Les bureaux de DUHAMIC-ADRI et ADENYA sont fermés et les activités du projet Récasé sont mises en suspens. Tous les salariés de DUHAMIC sont en télétravail, y compris pour les salariés de l’équipe du projet Récasé. Un congé de 2 semaines a été donné à toute l’équipe d’ADENYA jusqu’au 31 mars. L’intégralité de l’équipe de Récasé travaille depuis chez elle depuis lundi. Seuls les animateurs de proximité ne travaillent pas pour le moment car impossible de mener les activités auprès des paysans. Toutes les activités « terrain » sont donc pour l’instant en pause. Toutefois plusieurs chantiers avancent à distance.

Pérou :

La population du pays est confinée depuis 3 semaines et l’état d’urgence déclaré, s’ajoute aussi un couvre-feu entre 20h et 6h du matin. Récemment, de nouvelles mesures sont entrées en vigueur.

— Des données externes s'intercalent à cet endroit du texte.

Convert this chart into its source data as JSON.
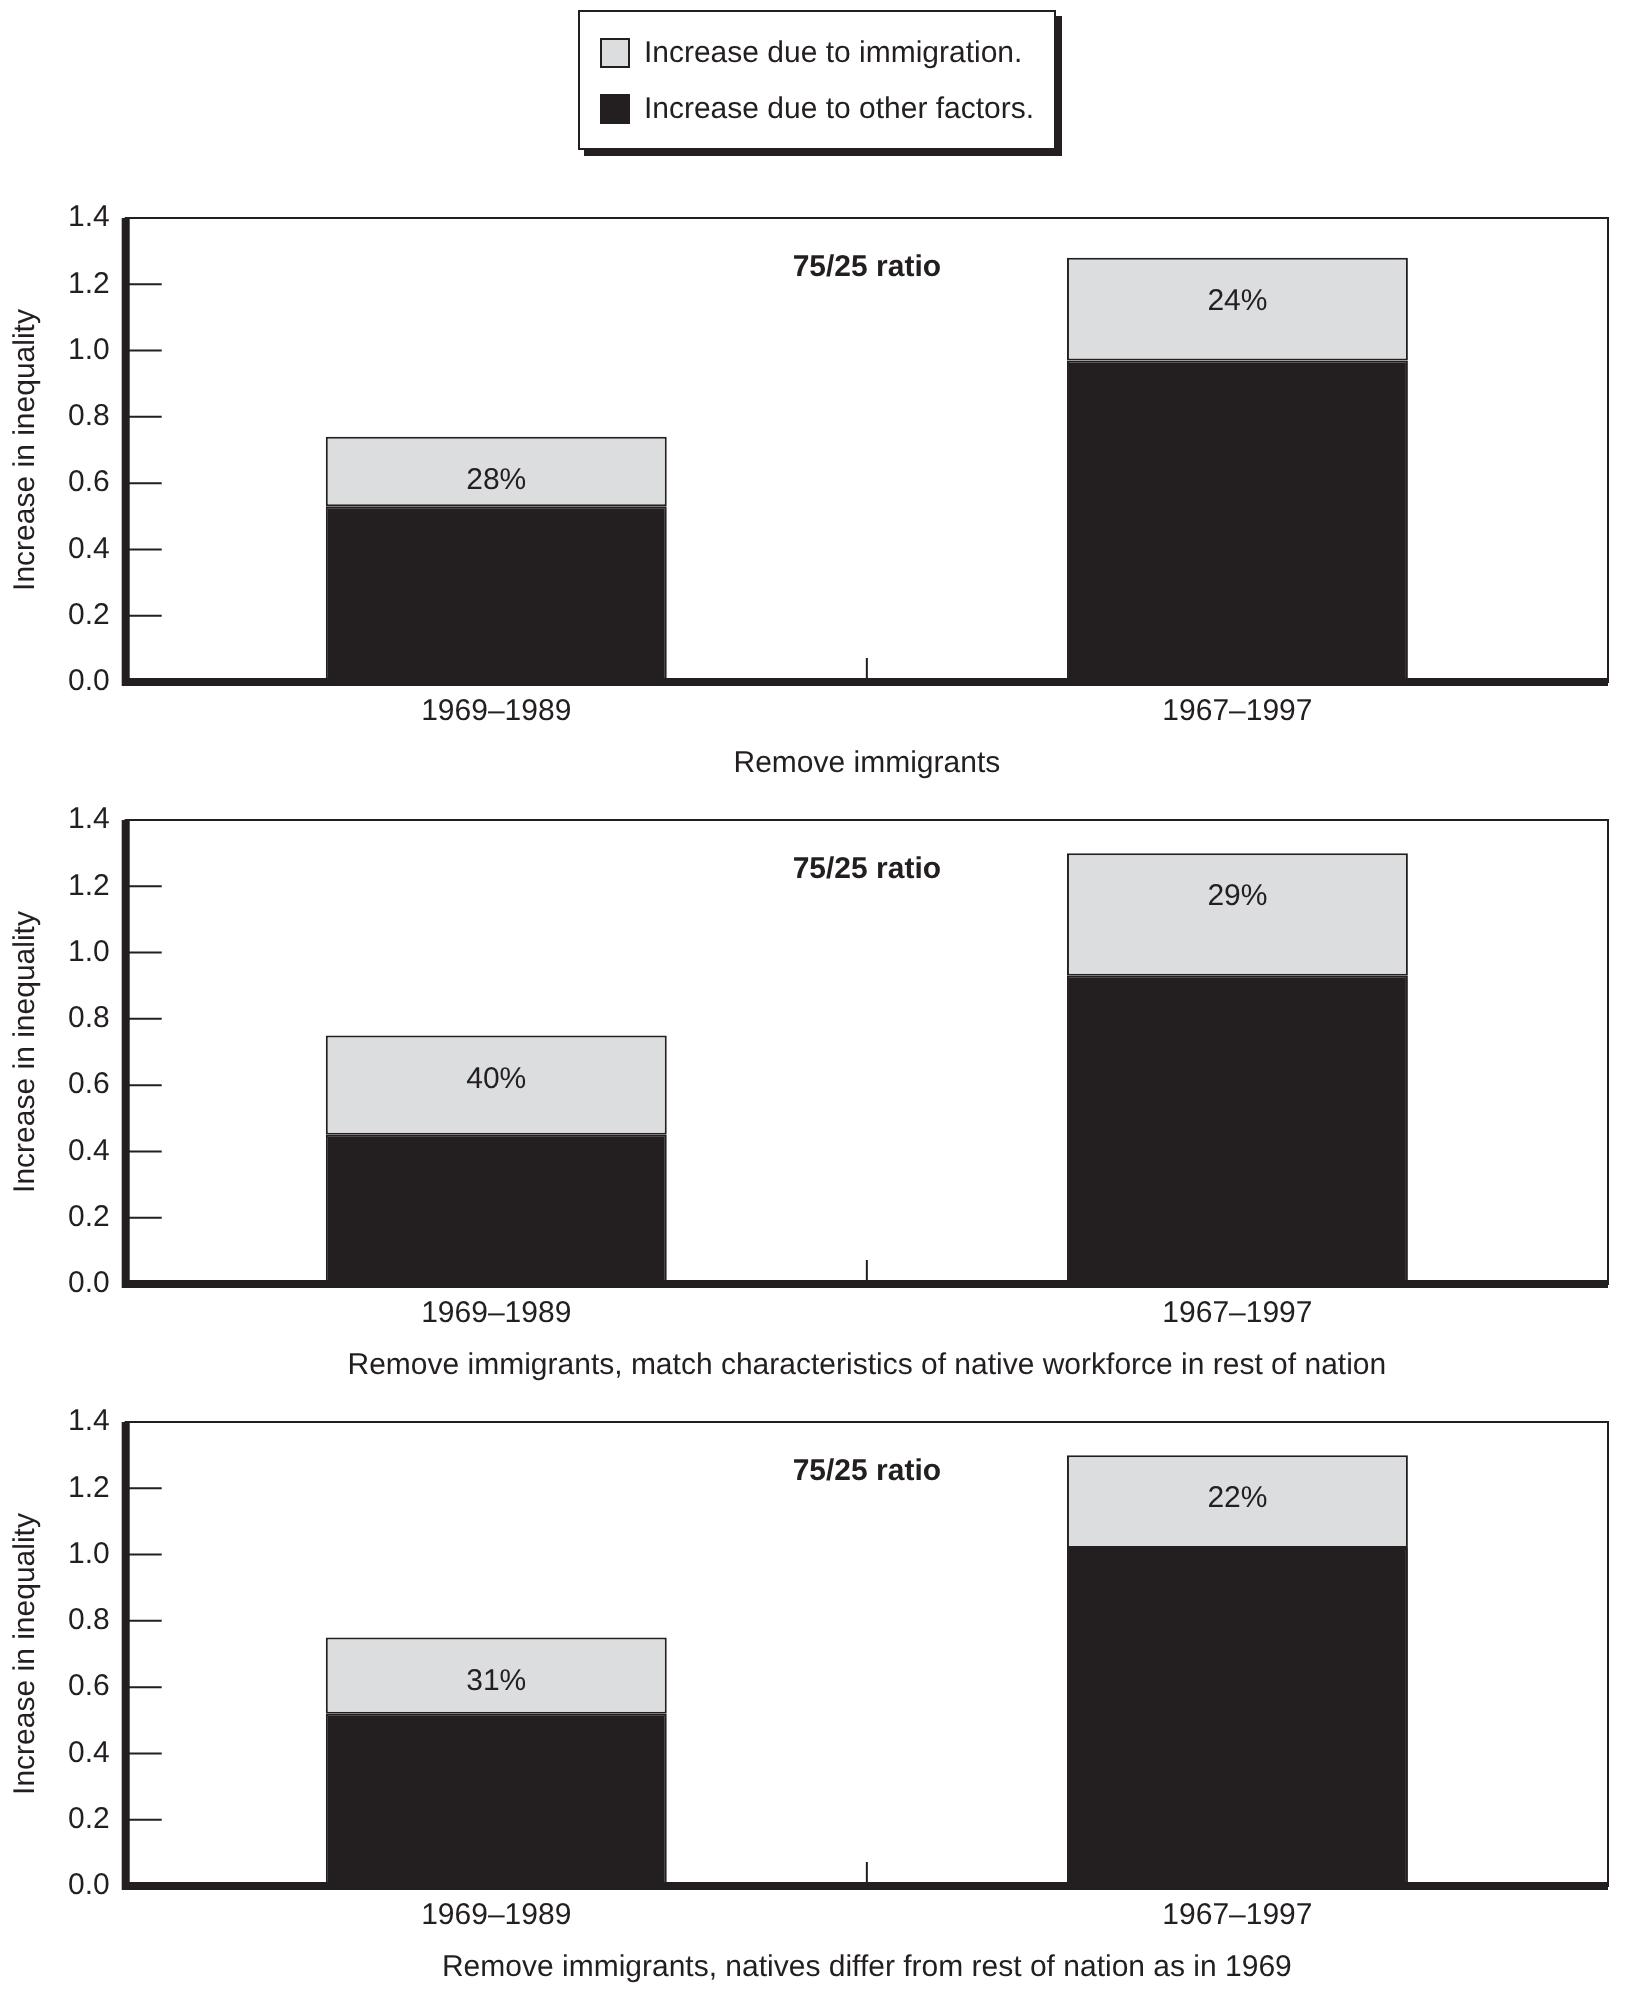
{
  "chart_data": [
    {
      "type": "bar",
      "stacked": true,
      "legend": "top",
      "annotations": [
        "75/25 ratio",
        "28%",
        "24%"
      ],
      "xlabel": "Remove immigrants",
      "ylabel": "Increase in inequality",
      "categories": [
        "1969–1989",
        "1967–1997"
      ],
      "ylim": [
        0,
        1.4
      ],
      "yticks": [
        {
          "value": 0,
          "label": "0.0"
        },
        {
          "value": 0.2,
          "label": "0.2"
        },
        {
          "value": 0.4,
          "label": "0.4"
        },
        {
          "value": 0.6,
          "label": "0.6"
        },
        {
          "value": 0.8,
          "label": "0.8"
        },
        {
          "value": 1,
          "label": "1.0"
        },
        {
          "value": 1.2,
          "label": "1.2"
        },
        {
          "value": 1.4,
          "label": "1.4"
        }
      ],
      "series": [
        {
          "name": "Increase due to other factors.",
          "color": "#231f20",
          "values": [
            0.53,
            0.97
          ]
        },
        {
          "name": "Increase due to immigration.",
          "color": "#dcdddf",
          "values": [
            0.21,
            0.31
          ]
        }
      ]
    },
    {
      "type": "bar",
      "stacked": true,
      "annotations": [
        "75/25 ratio",
        "40%",
        "29%"
      ],
      "xlabel": "Remove immigrants, match characteristics of native workforce in rest of nation",
      "ylabel": "Increase in inequality",
      "categories": [
        "1969–1989",
        "1967–1997"
      ],
      "ylim": [
        0,
        1.4
      ],
      "yticks": [
        {
          "value": 0,
          "label": "0.0"
        },
        {
          "value": 0.2,
          "label": "0.2"
        },
        {
          "value": 0.4,
          "label": "0.4"
        },
        {
          "value": 0.6,
          "label": "0.6"
        },
        {
          "value": 0.8,
          "label": "0.8"
        },
        {
          "value": 1,
          "label": "1.0"
        },
        {
          "value": 1.2,
          "label": "1.2"
        },
        {
          "value": 1.4,
          "label": "1.4"
        }
      ],
      "series": [
        {
          "color": "#231f20",
          "values": [
            0.45,
            0.93
          ]
        },
        {
          "color": "#dcdddf",
          "values": [
            0.3,
            0.37
          ]
        }
      ]
    },
    {
      "type": "bar",
      "stacked": true,
      "annotations": [
        "75/25 ratio",
        "31%",
        "22%"
      ],
      "xlabel": "Remove immigrants, natives differ from rest of nation as in 1969",
      "ylabel": "Increase in inequality",
      "categories": [
        "1969–1989",
        "1967–1997"
      ],
      "ylim": [
        0,
        1.4
      ],
      "yticks": [
        {
          "value": 0,
          "label": "0.0"
        },
        {
          "value": 0.2,
          "label": "0.2"
        },
        {
          "value": 0.4,
          "label": "0.4"
        },
        {
          "value": 0.6,
          "label": "0.6"
        },
        {
          "value": 0.8,
          "label": "0.8"
        },
        {
          "value": 1,
          "label": "1.0"
        },
        {
          "value": 1.2,
          "label": "1.2"
        },
        {
          "value": 1.4,
          "label": "1.4"
        }
      ],
      "series": [
        {
          "color": "#231f20",
          "values": [
            0.52,
            1.02
          ]
        },
        {
          "color": "#dcdddf",
          "values": [
            0.23,
            0.28
          ]
        }
      ]
    }
  ]
}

Les hommes peuvent sortir les lundis, mercredi, vendredi. Les femmes, mardi, jeudi, samedi. Le dimanche, personne ne sort. Lima concentre la plupart des cas de covid du pays avec 990 cas (sur 1323), notamment dans la zone de San Juan de Lurigancho, dans laquelle intervient Cenca. Il existe une vive inquiétude dans le pays quant à la capacité du système de santé de tenir le choc si la situation sanitaire venait à s’aggraver. Inquiétude également pour l’économie du pays, dans lequel 75% de la population travaille dans le secteur informel et donc forcée de sortir pour gagner sa vie. L’Etat péruvien a pris un certain nombre de mesures, dont l’octroi d’une aide de 100€ pour les ménages les plus pauvres, mais cette aide a du mal à parvenir aux familles. C’est le cas à San Juan de Lurigancho, notamment dans les parties hautes du quartier.

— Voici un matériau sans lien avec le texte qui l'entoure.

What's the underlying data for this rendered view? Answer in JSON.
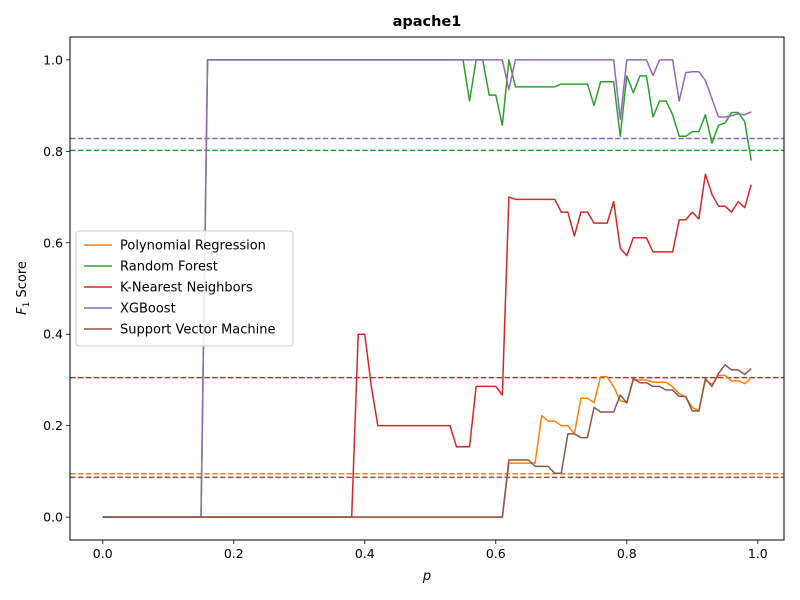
{
  "chart_data": {
    "type": "line",
    "title": "apache1",
    "xlabel": "p",
    "ylabel_main": "F",
    "ylabel_sub": "1",
    "ylabel_rest": " Score",
    "xlim": [
      -0.05,
      1.04
    ],
    "ylim": [
      -0.05,
      1.05
    ],
    "xticks": [
      0.0,
      0.2,
      0.4,
      0.6,
      0.8,
      1.0
    ],
    "xtick_labels": [
      "0.0",
      "0.2",
      "0.4",
      "0.6",
      "0.8",
      "1.0"
    ],
    "yticks": [
      0.0,
      0.2,
      0.4,
      0.6,
      0.8,
      1.0
    ],
    "ytick_labels": [
      "0.0",
      "0.2",
      "0.4",
      "0.6",
      "0.8",
      "1.0"
    ],
    "grid": false,
    "legend_position": "center-left",
    "series": [
      {
        "name": "Polynomial Regression",
        "color": "#ff7f0e",
        "baseline": 0.095,
        "points": [
          [
            0.0,
            0
          ],
          [
            0.15,
            0
          ],
          [
            0.16,
            0
          ],
          [
            0.2,
            0
          ],
          [
            0.3,
            0
          ],
          [
            0.4,
            0
          ],
          [
            0.5,
            0
          ],
          [
            0.61,
            0
          ],
          [
            0.62,
            0.118
          ],
          [
            0.63,
            0.118
          ],
          [
            0.64,
            0.118
          ],
          [
            0.65,
            0.118
          ],
          [
            0.66,
            0.118
          ],
          [
            0.67,
            0.222
          ],
          [
            0.68,
            0.21
          ],
          [
            0.69,
            0.21
          ],
          [
            0.7,
            0.2
          ],
          [
            0.71,
            0.2
          ],
          [
            0.72,
            0.182
          ],
          [
            0.73,
            0.26
          ],
          [
            0.74,
            0.26
          ],
          [
            0.75,
            0.25
          ],
          [
            0.76,
            0.307
          ],
          [
            0.77,
            0.307
          ],
          [
            0.78,
            0.285
          ],
          [
            0.79,
            0.255
          ],
          [
            0.8,
            0.25
          ],
          [
            0.81,
            0.3
          ],
          [
            0.82,
            0.3
          ],
          [
            0.83,
            0.3
          ],
          [
            0.84,
            0.295
          ],
          [
            0.85,
            0.295
          ],
          [
            0.86,
            0.295
          ],
          [
            0.87,
            0.285
          ],
          [
            0.88,
            0.27
          ],
          [
            0.89,
            0.262
          ],
          [
            0.9,
            0.24
          ],
          [
            0.91,
            0.232
          ],
          [
            0.92,
            0.3
          ],
          [
            0.93,
            0.29
          ],
          [
            0.94,
            0.31
          ],
          [
            0.95,
            0.31
          ],
          [
            0.96,
            0.298
          ],
          [
            0.97,
            0.298
          ],
          [
            0.98,
            0.292
          ],
          [
            0.99,
            0.305
          ]
        ]
      },
      {
        "name": "Random Forest",
        "color": "#2ca02c",
        "baseline": 0.802,
        "points": [
          [
            0.0,
            0
          ],
          [
            0.15,
            0
          ],
          [
            0.16,
            1.0
          ],
          [
            0.2,
            1.0
          ],
          [
            0.3,
            1.0
          ],
          [
            0.4,
            1.0
          ],
          [
            0.5,
            1.0
          ],
          [
            0.55,
            1.0
          ],
          [
            0.56,
            0.91
          ],
          [
            0.57,
            1.0
          ],
          [
            0.58,
            1.0
          ],
          [
            0.59,
            0.923
          ],
          [
            0.6,
            0.923
          ],
          [
            0.61,
            0.857
          ],
          [
            0.62,
            1.0
          ],
          [
            0.63,
            0.941
          ],
          [
            0.64,
            0.941
          ],
          [
            0.65,
            0.941
          ],
          [
            0.66,
            0.941
          ],
          [
            0.67,
            0.941
          ],
          [
            0.68,
            0.941
          ],
          [
            0.69,
            0.941
          ],
          [
            0.7,
            0.947
          ],
          [
            0.71,
            0.947
          ],
          [
            0.72,
            0.947
          ],
          [
            0.73,
            0.947
          ],
          [
            0.74,
            0.947
          ],
          [
            0.75,
            0.9
          ],
          [
            0.76,
            0.952
          ],
          [
            0.77,
            0.952
          ],
          [
            0.78,
            0.952
          ],
          [
            0.79,
            0.833
          ],
          [
            0.8,
            0.965
          ],
          [
            0.81,
            0.928
          ],
          [
            0.82,
            0.965
          ],
          [
            0.83,
            0.965
          ],
          [
            0.84,
            0.875
          ],
          [
            0.85,
            0.91
          ],
          [
            0.86,
            0.91
          ],
          [
            0.87,
            0.88
          ],
          [
            0.88,
            0.833
          ],
          [
            0.89,
            0.833
          ],
          [
            0.9,
            0.843
          ],
          [
            0.91,
            0.843
          ],
          [
            0.92,
            0.88
          ],
          [
            0.93,
            0.818
          ],
          [
            0.94,
            0.857
          ],
          [
            0.95,
            0.862
          ],
          [
            0.96,
            0.885
          ],
          [
            0.97,
            0.885
          ],
          [
            0.98,
            0.865
          ],
          [
            0.99,
            0.78
          ]
        ]
      },
      {
        "name": "K-Nearest Neighbors",
        "color": "#d62728",
        "baseline": 0.305,
        "points": [
          [
            0.0,
            0
          ],
          [
            0.1,
            0
          ],
          [
            0.2,
            0
          ],
          [
            0.3,
            0
          ],
          [
            0.38,
            0
          ],
          [
            0.39,
            0.4
          ],
          [
            0.4,
            0.4
          ],
          [
            0.41,
            0.286
          ],
          [
            0.42,
            0.2
          ],
          [
            0.45,
            0.2
          ],
          [
            0.5,
            0.2
          ],
          [
            0.53,
            0.2
          ],
          [
            0.54,
            0.154
          ],
          [
            0.55,
            0.154
          ],
          [
            0.56,
            0.154
          ],
          [
            0.57,
            0.286
          ],
          [
            0.58,
            0.286
          ],
          [
            0.59,
            0.286
          ],
          [
            0.6,
            0.286
          ],
          [
            0.61,
            0.267
          ],
          [
            0.62,
            0.7
          ],
          [
            0.63,
            0.695
          ],
          [
            0.64,
            0.695
          ],
          [
            0.65,
            0.695
          ],
          [
            0.66,
            0.695
          ],
          [
            0.67,
            0.695
          ],
          [
            0.68,
            0.695
          ],
          [
            0.69,
            0.695
          ],
          [
            0.7,
            0.667
          ],
          [
            0.71,
            0.667
          ],
          [
            0.72,
            0.615
          ],
          [
            0.73,
            0.667
          ],
          [
            0.74,
            0.667
          ],
          [
            0.75,
            0.643
          ],
          [
            0.76,
            0.643
          ],
          [
            0.77,
            0.643
          ],
          [
            0.78,
            0.69
          ],
          [
            0.79,
            0.588
          ],
          [
            0.8,
            0.572
          ],
          [
            0.81,
            0.611
          ],
          [
            0.82,
            0.611
          ],
          [
            0.83,
            0.611
          ],
          [
            0.84,
            0.58
          ],
          [
            0.85,
            0.58
          ],
          [
            0.86,
            0.58
          ],
          [
            0.87,
            0.58
          ],
          [
            0.88,
            0.65
          ],
          [
            0.89,
            0.65
          ],
          [
            0.9,
            0.667
          ],
          [
            0.91,
            0.652
          ],
          [
            0.92,
            0.75
          ],
          [
            0.93,
            0.706
          ],
          [
            0.94,
            0.68
          ],
          [
            0.95,
            0.68
          ],
          [
            0.96,
            0.667
          ],
          [
            0.97,
            0.69
          ],
          [
            0.98,
            0.677
          ],
          [
            0.99,
            0.727
          ]
        ]
      },
      {
        "name": "XGBoost",
        "color": "#9467bd",
        "baseline": 0.828,
        "points": [
          [
            0.0,
            0
          ],
          [
            0.15,
            0
          ],
          [
            0.16,
            1.0
          ],
          [
            0.2,
            1.0
          ],
          [
            0.3,
            1.0
          ],
          [
            0.4,
            1.0
          ],
          [
            0.5,
            1.0
          ],
          [
            0.6,
            1.0
          ],
          [
            0.61,
            1.0
          ],
          [
            0.62,
            0.935
          ],
          [
            0.63,
            1.0
          ],
          [
            0.7,
            1.0
          ],
          [
            0.78,
            1.0
          ],
          [
            0.79,
            0.87
          ],
          [
            0.8,
            1.0
          ],
          [
            0.81,
            1.0
          ],
          [
            0.82,
            1.0
          ],
          [
            0.83,
            1.0
          ],
          [
            0.84,
            0.966
          ],
          [
            0.85,
            1.0
          ],
          [
            0.86,
            1.0
          ],
          [
            0.87,
            1.0
          ],
          [
            0.88,
            0.91
          ],
          [
            0.89,
            0.972
          ],
          [
            0.9,
            0.974
          ],
          [
            0.91,
            0.974
          ],
          [
            0.92,
            0.955
          ],
          [
            0.93,
            0.915
          ],
          [
            0.94,
            0.875
          ],
          [
            0.95,
            0.875
          ],
          [
            0.96,
            0.878
          ],
          [
            0.97,
            0.882
          ],
          [
            0.98,
            0.88
          ],
          [
            0.99,
            0.886
          ]
        ]
      },
      {
        "name": "Support Vector Machine",
        "color": "#8c564b",
        "baseline": 0.087,
        "points": [
          [
            0.0,
            0
          ],
          [
            0.2,
            0
          ],
          [
            0.4,
            0
          ],
          [
            0.61,
            0
          ],
          [
            0.62,
            0.125
          ],
          [
            0.63,
            0.125
          ],
          [
            0.64,
            0.125
          ],
          [
            0.65,
            0.125
          ],
          [
            0.66,
            0.111
          ],
          [
            0.67,
            0.111
          ],
          [
            0.68,
            0.111
          ],
          [
            0.69,
            0.096
          ],
          [
            0.7,
            0.096
          ],
          [
            0.71,
            0.182
          ],
          [
            0.72,
            0.182
          ],
          [
            0.73,
            0.174
          ],
          [
            0.74,
            0.174
          ],
          [
            0.75,
            0.24
          ],
          [
            0.76,
            0.23
          ],
          [
            0.77,
            0.23
          ],
          [
            0.78,
            0.23
          ],
          [
            0.79,
            0.267
          ],
          [
            0.8,
            0.25
          ],
          [
            0.81,
            0.303
          ],
          [
            0.82,
            0.294
          ],
          [
            0.83,
            0.294
          ],
          [
            0.84,
            0.286
          ],
          [
            0.85,
            0.286
          ],
          [
            0.86,
            0.278
          ],
          [
            0.87,
            0.278
          ],
          [
            0.88,
            0.264
          ],
          [
            0.89,
            0.264
          ],
          [
            0.9,
            0.232
          ],
          [
            0.91,
            0.232
          ],
          [
            0.92,
            0.303
          ],
          [
            0.93,
            0.286
          ],
          [
            0.94,
            0.314
          ],
          [
            0.95,
            0.333
          ],
          [
            0.96,
            0.322
          ],
          [
            0.97,
            0.322
          ],
          [
            0.98,
            0.312
          ],
          [
            0.99,
            0.325
          ]
        ]
      }
    ]
  }
}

CENCA a fermé ses bureaux, toute l’équipe est en télétravail et en contact deux fois par semaine avec Abilia Ramos Alcantara, une des salarié.e.s de CENCA, qui habite San Juan de Lurigancho. Les activités de terrain ont toutes été mises en pause. CENCA a lancé une campagne en ligne de don en soutien aux familles les plus vulnérables, qui n’ont pas pu recevoir l’aide de l’Etat. 105 d’entre elles en ont bénéficié jusque-là sous la forme de paniers-repas. Une seconde distribution a pu avoir lieu pour une centaine de famille. Notre partenaire va aussi bénéficier d’un don d’une banque alimentaire pour 190 familles.